Je leur ai rétorqué que la perspective d’être au chômage me terrifiait. Je n’avais rien compris. Eux m’ont affirmé qu’ils ne se faisaient pas de soucis pour moi et qu’ils m’aideraient à retrouver vite du travail. « J’ai des contacts » m’a dit mon directeur. Le lendemain, j’avais le cœur gros. Pas moyen de retourner au turbin. Comme ankylosée. Toute congestionnée. Des yeux et de l’esprit. La toubib m’a commandé d’aller nager plutôt que de déverser des jéroboams de larmes sur le clavier de mon ordi. Avec le recul, je me dis que j’aurais dû y aller. Serrer les dents et céder. Mais j’ai fait « ma mauvaise tête ». « Vous savez comment elle est Audrey... » (soupir). Alors, pour « protéger l’association », m’expliquera plus tard mon patron, il a fait des fouilles archéologiques dans ma boîte mail professionnelle durant mon arrêt maladie et y a trouvé des motifs de faute. J’ai découvert les captures d’écran sur le bureau de mon ordi quand j’ai repris le boulot une semaine après. Il avait fait ça pour que je comprenne « qu’il fallait que je fasse attention », « pour pas que l’idée d’aller aux Prud’hommes [me] vienne à l’idée », tout ça. A ce moment-là, je me suis sentie bête parce que je voyais bien que j’avais tout gâché. Mais eux n’ont pas attendu le recommandé – il aurait été illisible de toute façon, détrempé de larmes.
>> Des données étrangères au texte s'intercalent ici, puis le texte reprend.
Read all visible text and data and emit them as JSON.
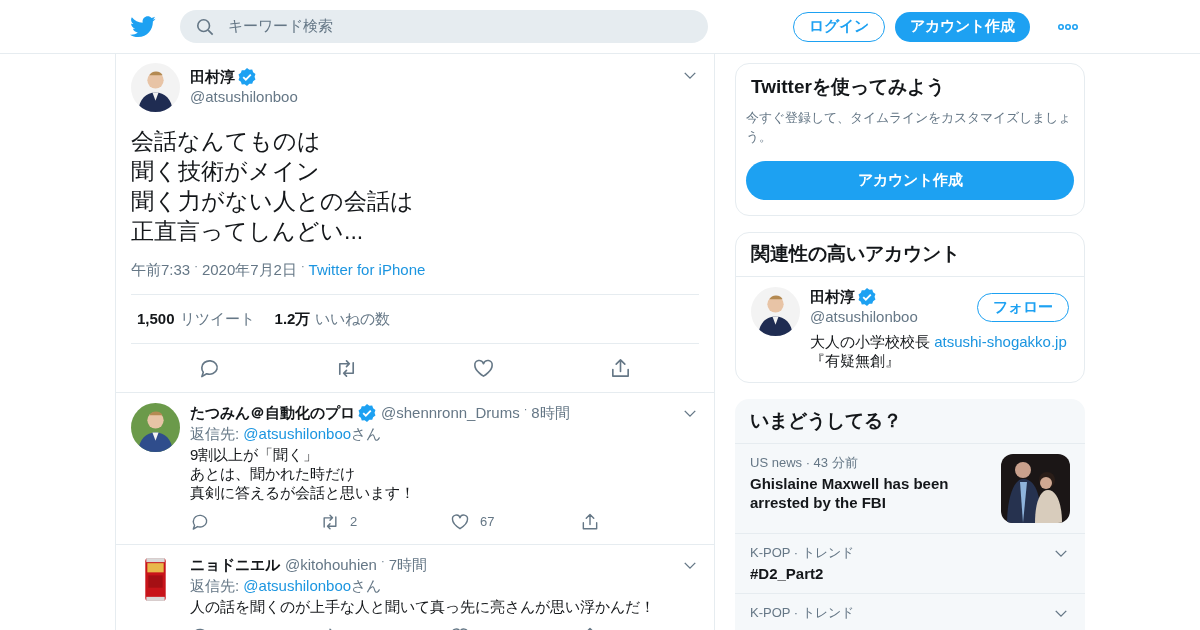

J’ai été mise à pied un midi, quelque chose comme deux semaines plus tard. Je ne sais plus trop. J’ai rassemblé mes affaires – en pleurant évidemment. Devant tout le monde. La honte.
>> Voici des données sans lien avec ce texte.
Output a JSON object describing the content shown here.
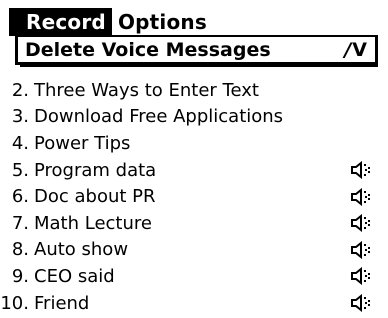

Le mois suivant, il y a eu l’entretien préalable au licenciement pour faute devenue, apparemment, grave, les jours passants. J’étais accompagnée d’un retraité encarté CGT. Il en avait vu lui. On s’était retrouvé dans un bistrot avant l’entretien et il m’avait raconté les dépressions, les maladies, les difficultés du retour à l’emploi pour les gens « cassés » qui traversaient des mésaventures comme les miennes. Le rendez-vous n’a pas duré bien longtemps, une trentaine de minutes à peine. Là encore, je n’ai fait que pleurer. La honte. Mais ce que je ne savais pas encore, c’est que c’était la dernière fois que j’allais pleurer pour ça. Pas de dépression, pas de maladie. Non ! Ce n’est pas dans ma nature. Je lutterai. Et pas de Prud’hommes non plus. « Tu vas te faire du mal », « C’est long, cher et tu n’es pas sûre de gagner contre eux » m’ont dit les plus bienveillants. « Il faut tourner la page » m’ont dit les amis restés proches du festival.
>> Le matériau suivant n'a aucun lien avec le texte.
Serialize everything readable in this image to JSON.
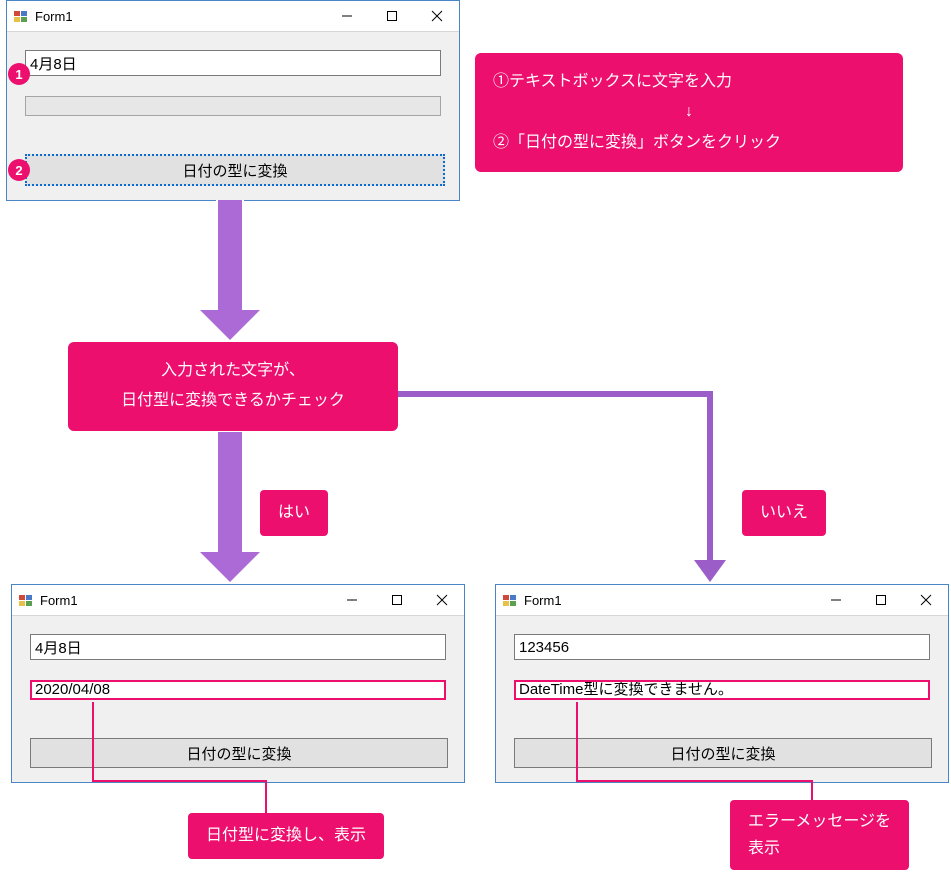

Comment raconter les deux années passées dans cette association ? Comment remettre bout à bout les petites humiliations, la non reconnaissance du boulot abattu, les hontes, le sentiment d’injustice permanent ? Tous ces souvenirs ne sont qu’une pelote de laine cachée dans le tiroir d’une commode : impossible à démêler, impossible à jeter. Si les encombrants pouvaient quand même venir chercher le buffet... Ce serait chouette. Je promets d’emmener la télé à la déchetterie. Cette maudite machine diffuse souvent un truc qui s’est passé il y a longtemps. C’était à la fin de l’édition 2012. La première sur laquelle je travaillais. Un de mes patrons avait dit, devant la joyeuse assemblée de bénévoles, qu’il remerciait chaleureusement les employés qui turbinaient à l’année pour ce beau festival : « Ils ne comptent pas leurs heures, mais après tout, ils ne peuvent pas se plaindre. S’ils sont là, c’est qu’ils le veulent bien. » Il avait raison, je le voulais bien. Alors, de quoi je me plains ? La honte.

J’ai mis six mois à retrouver du travail. Un CDD. De quoi repartir. Six mois douloureux au cours desquels les échecs professionnels se sont succédés et les copains de l’association n’ont pas appelé. A chaque entretien d’embauche (six au total), on me demandait pourquoi j’avais mis un terme à ma collaboration avec ce festival éco-responsable, en faveur d’une économie sociale et solidaire, soutenu par les collectivités, de rayonnement national, formidable aventure humaine avec son bataillon de bénévoles et tout le tintouin. Une fois, un employeur m’a demandé clairement les conditions de mon départ. Je n’ai pas eu le poste, mais il me dira plus tard que j’avais été courageuse d’en parler comme je l’avais fait. Tu parles... J’avais failli pleurer. La honte que ça aurait été.